At www.dailymail.co.uk/sciencetech/article-5147023/Huge-ancient-Chinese-wat… … the Chinese Liangzhu culture (Neolithic) created dams and levees as part of a vast hydraulic engineering exercise 5000 years ago at the Yangtze river delta. The Liangzhu people lived in houses on stilts along the river and its different channels. Chronologically Liangzhu was contemporary the pyramid builders in Egypt and the Stonehenge builders in Britain, dated between 3300 and 2300BC. The areas was attractive as they were growing rice in paddy fields …

                         …. they were also fond of jade and created many objects out of the green stone. Ditches, canals, and moats were constructed over a distance of 18 miles.

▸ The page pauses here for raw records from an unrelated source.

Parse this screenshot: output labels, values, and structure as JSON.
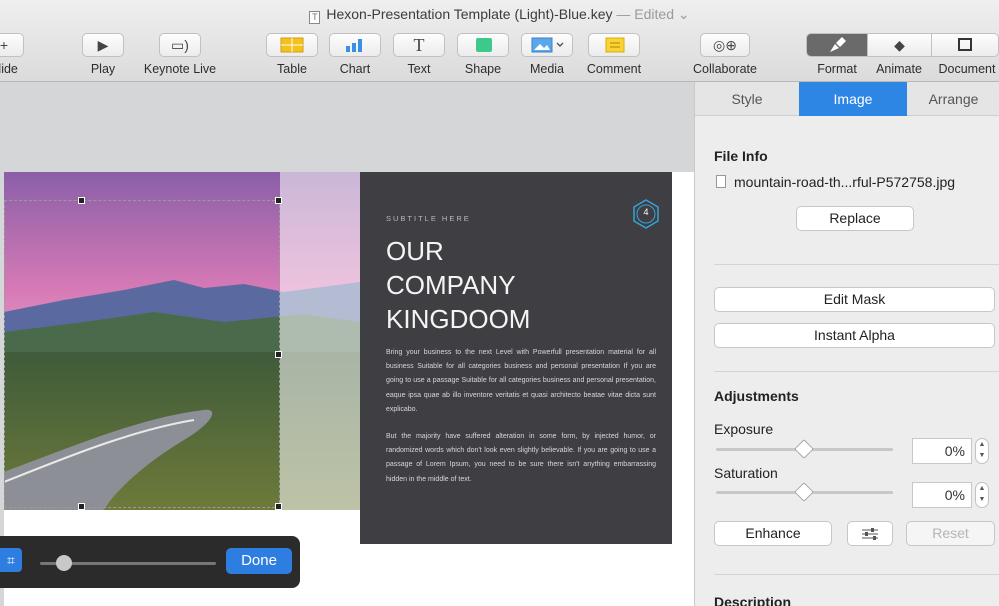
{
  "window": {
    "title": "Hexon-Presentation Template (Light)-Blue.key",
    "status": "— Edited ⌄"
  },
  "toolbar": {
    "slide": "Slide",
    "play": "Play",
    "keynote_live": "Keynote Live",
    "table": "Table",
    "chart": "Chart",
    "text": "Text",
    "shape": "Shape",
    "media": "Media",
    "comment": "Comment",
    "collaborate": "Collaborate",
    "format": "Format",
    "animate": "Animate",
    "document": "Document",
    "accent_color": "#2e86e4"
  },
  "slide": {
    "subtitle": "SUBTITLE HERE",
    "title": "OUR\nCOMPANY\nKINGDOOM",
    "badge": "4",
    "paragraph1": "Bring your business to the next Level with Powerfull presentation material for all business Suitable for all categories business and personal presentation If you are going to use a passage Suitable for all categories business and personal presentation, eaque ipsa quae ab illo inventore veritatis et quasi architecto beatae vitae dicta sunt explicabo.",
    "paragraph2": "But the majority have suffered alteration in some form, by injected humor, or randomized words which don't look even slightly believable. If you are going to use a passage of Lorem Ipsum, you need to be sure there isn't anything embarrassing hidden in the middle of text."
  },
  "mask_bar": {
    "done": "Done",
    "scale": 0.15
  },
  "inspector": {
    "tabs": [
      "Style",
      "Image",
      "Arrange"
    ],
    "active_tab": "Image",
    "file_info_heading": "File Info",
    "file_name": "mountain-road-th...rful-P572758.jpg",
    "replace": "Replace",
    "edit_mask": "Edit Mask",
    "instant_alpha": "Instant Alpha",
    "adjustments_heading": "Adjustments",
    "exposure_label": "Exposure",
    "exposure_value": "0%",
    "saturation_label": "Saturation",
    "saturation_value": "0%",
    "enhance": "Enhance",
    "reset": "Reset",
    "description_heading": "Description"
  }
}
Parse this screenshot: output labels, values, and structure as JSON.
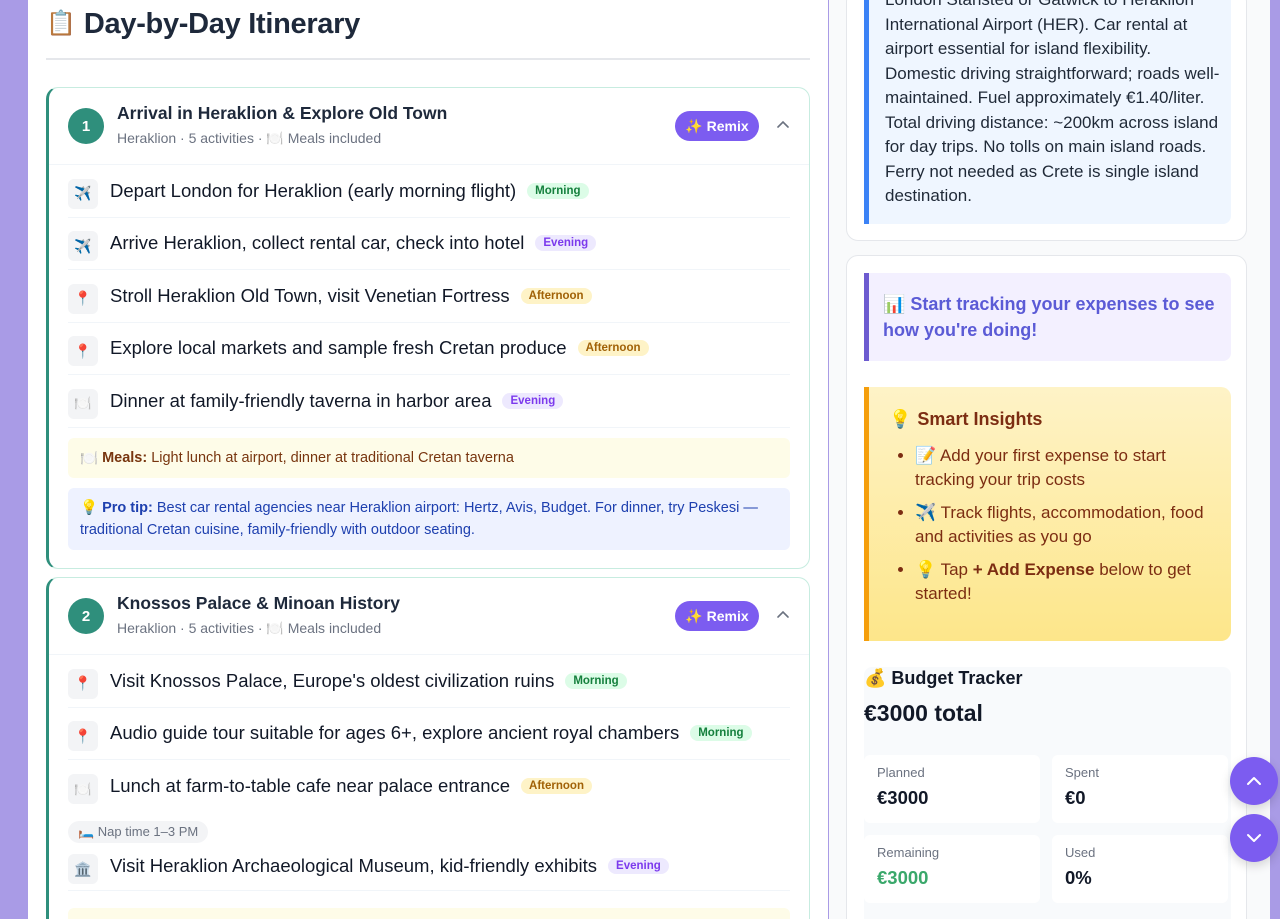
{
  "itinerary": {
    "icon": "📋",
    "title": "Day-by-Day Itinerary",
    "days": [
      {
        "number": "1",
        "title": "Arrival in Heraklion & Explore Old Town",
        "location": "Heraklion",
        "activities_count": "· 5 activities",
        "meals_label": "· 🍽️ Meals included",
        "remix_label": "✨ Remix",
        "activities": [
          {
            "icon": "✈️",
            "text": "Depart London for Heraklion (early morning flight)",
            "tag": "Morning"
          },
          {
            "icon": "✈️",
            "text": "Arrive Heraklion, collect rental car, check into hotel",
            "tag": "Evening"
          },
          {
            "icon": "📍",
            "text": "Stroll Heraklion Old Town, visit Venetian Fortress",
            "tag": "Afternoon"
          },
          {
            "icon": "📍",
            "text": "Explore local markets and sample fresh Cretan produce",
            "tag": "Afternoon"
          },
          {
            "icon": "🍽️",
            "text": "Dinner at family-friendly taverna in harbor area",
            "tag": "Evening"
          }
        ],
        "meals": {
          "icon": "🍽️",
          "label": "Meals:",
          "text": "Light lunch at airport, dinner at traditional Cretan taverna"
        },
        "tip": {
          "icon": "💡",
          "label": "Pro tip:",
          "text": "Best car rental agencies near Heraklion airport: Hertz, Avis, Budget. For dinner, try Peskesi — traditional Cretan cuisine, family-friendly with outdoor seating."
        }
      },
      {
        "number": "2",
        "title": "Knossos Palace & Minoan History",
        "location": "Heraklion",
        "activities_count": "· 5 activities",
        "meals_label": "· 🍽️ Meals included",
        "remix_label": "✨ Remix",
        "activities": [
          {
            "icon": "📍",
            "text": "Visit Knossos Palace, Europe's oldest civilization ruins",
            "tag": "Morning"
          },
          {
            "icon": "📍",
            "text": "Audio guide tour suitable for ages 6+, explore ancient royal chambers",
            "tag": "Morning"
          },
          {
            "icon": "🍽️",
            "text": "Lunch at farm-to-table cafe near palace entrance",
            "tag": "Afternoon"
          }
        ],
        "nap": "🛏️ Nap time 1–3 PM",
        "activities_after_nap": [
          {
            "icon": "🏛️",
            "text": "Visit Heraklion Archaeological Museum, kid-friendly exhibits",
            "tag": "Evening"
          }
        ]
      }
    ]
  },
  "transport": {
    "text": "London Stansted or Gatwick to Heraklion International Airport (HER). Car rental at airport essential for island flexibility. Domestic driving straightforward; roads well-maintained. Fuel approximately €1.40/liter. Total driving distance: ~200km across island for day trips. No tolls on main island roads. Ferry not needed as Crete is single island destination."
  },
  "expenses": {
    "prompt": "📊 Start tracking your expenses to see how you're doing!",
    "insights": {
      "icon": "💡",
      "title": "Smart Insights",
      "items": [
        {
          "icon": "📝",
          "text": "Add your first expense to start tracking your trip costs"
        },
        {
          "icon": "✈️",
          "text": "Track flights, accommodation, food and activities as you go"
        }
      ],
      "last_item": {
        "icon": "💡",
        "pre": "Tap",
        "bold": "+ Add Expense",
        "post": "below to get started!"
      }
    },
    "budget": {
      "icon": "💰",
      "title": "Budget Tracker",
      "total": "€3000 total",
      "planned_label": "Planned",
      "planned_value": "€3000",
      "spent_label": "Spent",
      "spent_value": "€0",
      "remaining_label": "Remaining",
      "remaining_value": "€3000",
      "used_label": "Used",
      "used_value": "0%"
    }
  },
  "colors": {
    "accent": "#7c5cf0",
    "day_teal": "#2f8f7c",
    "morning": "#15803d",
    "evening": "#7c3aed",
    "afternoon": "#a16207"
  }
}
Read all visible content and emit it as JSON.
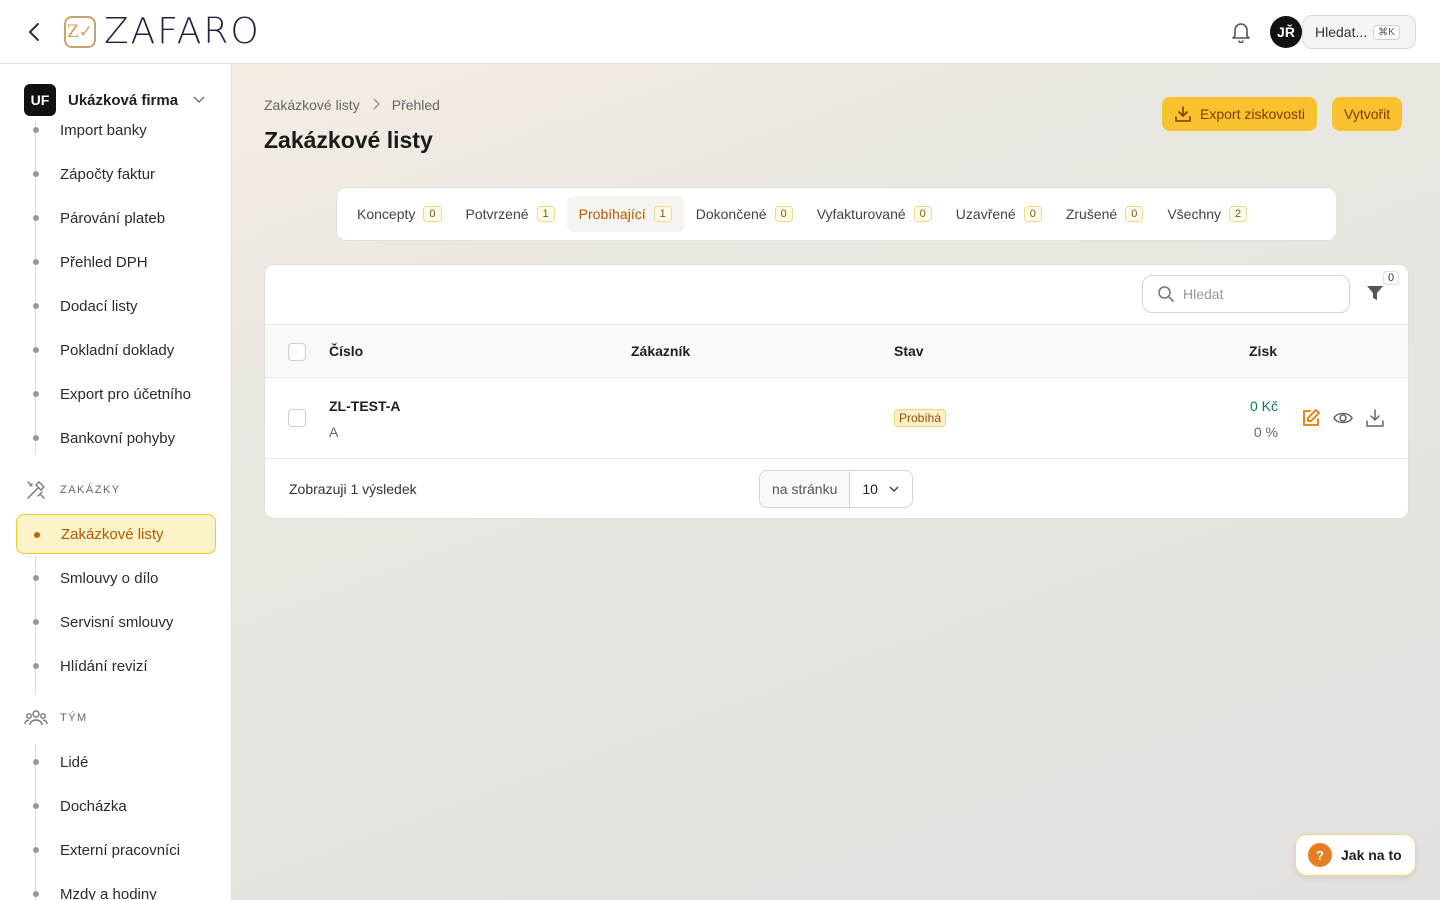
{
  "header": {
    "logo_text": "ZAFARO",
    "user_initials": "JŘ",
    "search_label": "Hledat...",
    "search_shortcut": "⌘K"
  },
  "sidebar": {
    "company_initials": "UF",
    "company_name": "Ukázková firma",
    "items_top": [
      {
        "label": "Import banky"
      },
      {
        "label": "Zápočty faktur"
      },
      {
        "label": "Párování plateb"
      },
      {
        "label": "Přehled DPH"
      },
      {
        "label": "Dodací listy"
      },
      {
        "label": "Pokladní doklady"
      },
      {
        "label": "Export pro účetního"
      },
      {
        "label": "Bankovní pohyby"
      }
    ],
    "section_zakazky": "ZAKÁZKY",
    "items_zakazky": [
      {
        "label": "Zakázkové listy"
      },
      {
        "label": "Smlouvy o dílo"
      },
      {
        "label": "Servisní smlouvy"
      },
      {
        "label": "Hlídání revizí"
      }
    ],
    "section_tym": "TÝM",
    "items_tym": [
      {
        "label": "Lidé"
      },
      {
        "label": "Docházka"
      },
      {
        "label": "Externí pracovníci"
      },
      {
        "label": "Mzdy a hodiny"
      }
    ]
  },
  "main": {
    "breadcrumb": [
      "Zakázkové listy",
      "Přehled"
    ],
    "title": "Zakázkové listy",
    "export_label": "Export ziskovosti",
    "create_label": "Vytvořit",
    "tabs": [
      {
        "label": "Koncepty",
        "count": "0"
      },
      {
        "label": "Potvrzené",
        "count": "1"
      },
      {
        "label": "Probíhající",
        "count": "1"
      },
      {
        "label": "Dokončené",
        "count": "0"
      },
      {
        "label": "Vyfakturované",
        "count": "0"
      },
      {
        "label": "Uzavřené",
        "count": "0"
      },
      {
        "label": "Zrušené",
        "count": "0"
      },
      {
        "label": "Všechny",
        "count": "2"
      }
    ],
    "active_tab": "Probíhající",
    "search_placeholder": "Hledat",
    "filter_count": "0",
    "columns": {
      "number": "Číslo",
      "customer": "Zákazník",
      "status": "Stav",
      "profit": "Zisk"
    },
    "rows": [
      {
        "number": "ZL-TEST-A",
        "sub": "A",
        "customer": "",
        "status": "Probíhá",
        "profit": "0 Kč",
        "profit_pct": "0 %"
      }
    ],
    "results_text": "Zobrazuji 1 výsledek",
    "per_page_label": "na stránku",
    "per_page_value": "10"
  },
  "help": {
    "label": "Jak na to",
    "icon": "?"
  },
  "colors": {
    "accent": "#f9c22e",
    "active_text": "#b35a00",
    "profit_green": "#0f7a52"
  }
}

At www.dailymail.co.uk/sciencetech/article-5147121/Granite-statues-fierce-l… … some 27 statues (in fragments) have been found at Luxor in Egypt – representations of the fierce goddess Sekhmet, Lady of War. Sekhmet was perceived as the body of a woman and the head of a lioness. In order to placate her priestesses performed a ritual before a different statue every day of the year. It is thought 700 statues of Sekhmet were erected at the temple of Amenophis III, on the west bank of the Nile. To further pacify her festivals were celebrated at the end of battles in order for the destruction to come to an end.